Google and Factual Struggle to Define the Data Marketplace

This week, Google and Factual announced features that will extend and enrich their existing big data offerings. Along with O’Reilly’s Strata Conference earlier this month (and GigaOM’s Structure Big Data conference next month), the recent news suggests that the big data marketplace is growing increasingly complex as startups and established IT companies struggle to control it’s future.

In 2007, Google acquired Gapminder. The company’s software, now Google Public Data Explorer, was designed to make visualizing complex data easier, and included access to a finite set of “useful” official data from institutions such as the World Bank. Earlier this week, Google added the capability to upload new datasets for visualization. Google, of course, has a knack for taking existing capabilities and pushing them to large new audiences.

Perhaps more significantly, Google also this week released a new format for encoding and describing data sets. The Dataset Publishing Language (DSPL) enables data owners to describe structure within their data (“continents” contain “countries”), and takes some rudimentary steps toward encouraging the linking of structures and concepts between data sets.

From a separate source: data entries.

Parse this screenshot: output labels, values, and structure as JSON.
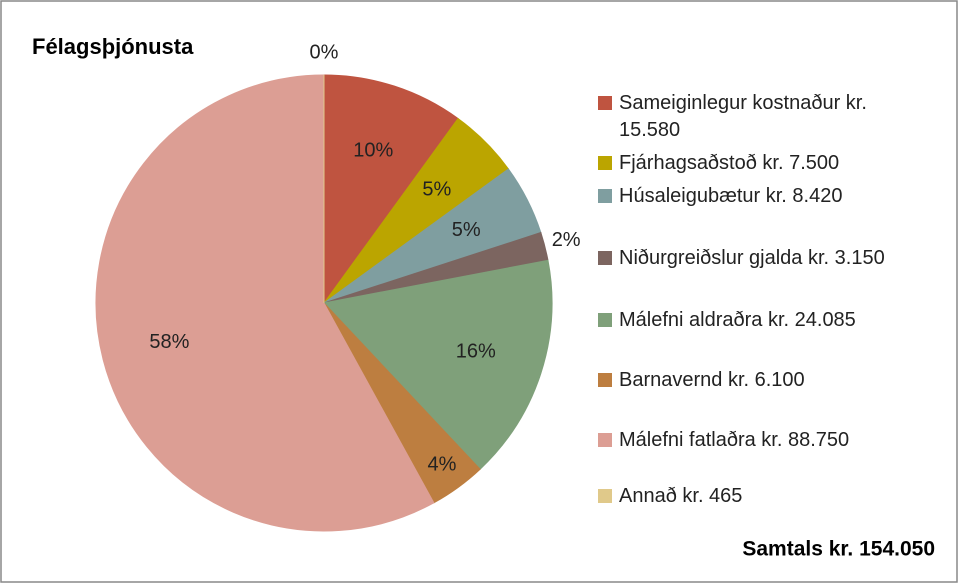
{
  "chart_data": {
    "type": "pie",
    "title": "Félagsþjónusta",
    "categories": [
      "Sameiginlegur kostnaður kr. 15.580",
      "Fjárhagsaðstoð kr. 7.500",
      "Húsaleigubætur kr. 8.420",
      "Niðurgreiðslur gjalda kr. 3.150",
      "Málefni aldraðra kr. 24.085",
      "Barnavernd kr. 6.100",
      "Málefni fatlaðra kr. 88.750",
      "Annað kr. 465"
    ],
    "values": [
      10,
      5,
      5,
      2,
      16,
      4,
      58,
      0
    ],
    "value_labels": [
      "10%",
      "5%",
      "5%",
      "2%",
      "16%",
      "4%",
      "58%",
      "0%"
    ],
    "colors": [
      "#bf5440",
      "#bba500",
      "#7f9ea0",
      "#7c6560",
      "#7fa07a",
      "#bd7e40",
      "#dc9e94",
      "#e0c98a"
    ],
    "total_label": "Samtals kr. 154.050"
  }
}
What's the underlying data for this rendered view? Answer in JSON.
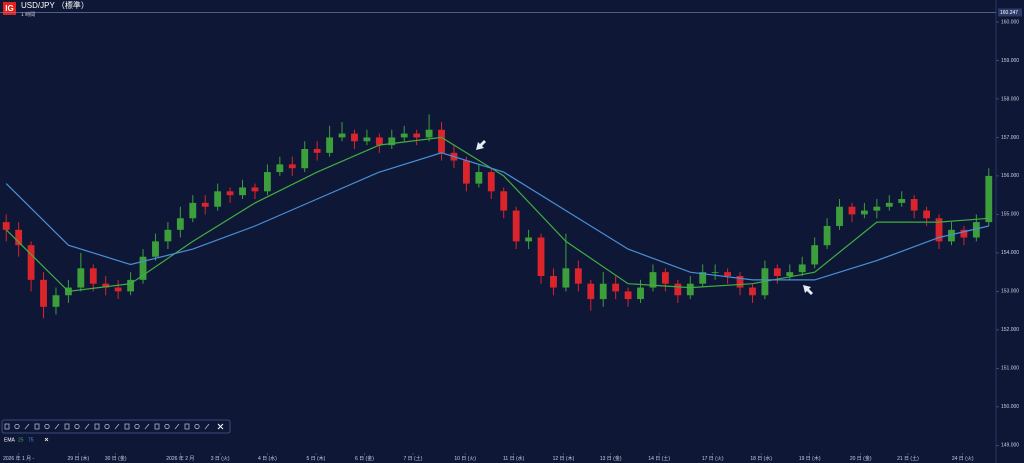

Factual, meanwhile, is concerned with gathering specific types of data from multiple sources, amalgamating, and then making the whole available to third party applications via APIs. Probably best known for its location-based data (used to power Facebook Places in the UK and Japan, for example), this week’s announcement sees the company add richness and breadth to that data set.

As data volumes continue to grow, new and existing companies scramble to understand and service a new set of requirements. Perhaps the easiest requirements to understand are those around sharing (or selling) collected data and finding data shared (or sold) by third parties. To borrow from the loose taxonomy proposed in a Strata Conference presentation by Stratus Security CEO Pete Soderling and BuzzData co-founder Pete Forde, solutions in this space look a lot like online mail order catalogs. They gather short descriptions for large numbers of products (the data sets) and make them straightforward to acquire from a single source. Examples include Infochimps and Microsoft’s Dallas, now renamed the Windows Azure Marketplace DataMarket. The big Open Government Data initiatives in the U.S., the UK and elsewhere around the world also fall into this category, although the open licensing of their data means that it will be found sitting behind almost every data marketplace across the web.

Also relatively straightforward is the requirement to visualize and manipulate data, and Google, Many Eyes, Impure and Timetric are some of the most visible examples of this type. Visualization is typically the point of these applications, rather than an afterthought.

Matters become far more complex when you want to start combining different data sets, even within a single data marketplace. Typically, it’s not what these services are designed for, and typically, there is insufficient metadata to enable sensible combinations. For example, “height” of buildings in one data set combined with “height” of, say, trees or mountains in another is a recipe for disaster if one is measured in feet and the other in meters. Without knowledge of the units used, the newly combined data set is worthless — and, possibly, dangerously misleading. Factual is already doing some of the work to tidy data that it collects, but Google’s DSPL is an interesting example of encouraging data owners to make these things explicit themselves.

If data marketplaces are to realize their full potential, they need to demonstrate the power of combining data drawn from different sources; from internal enterprise systems, Open Government repositories and the pages of the catalogs. With Google clearly approaching the problem from one end, and a number of rather stealthy escapees from the world of the Semantic Web coming at it from the other, it will be fascinating to see which is first to deliver a compelling — and usable — solution.

Question of the week

Would you rely upon data sourced from one of these data marts?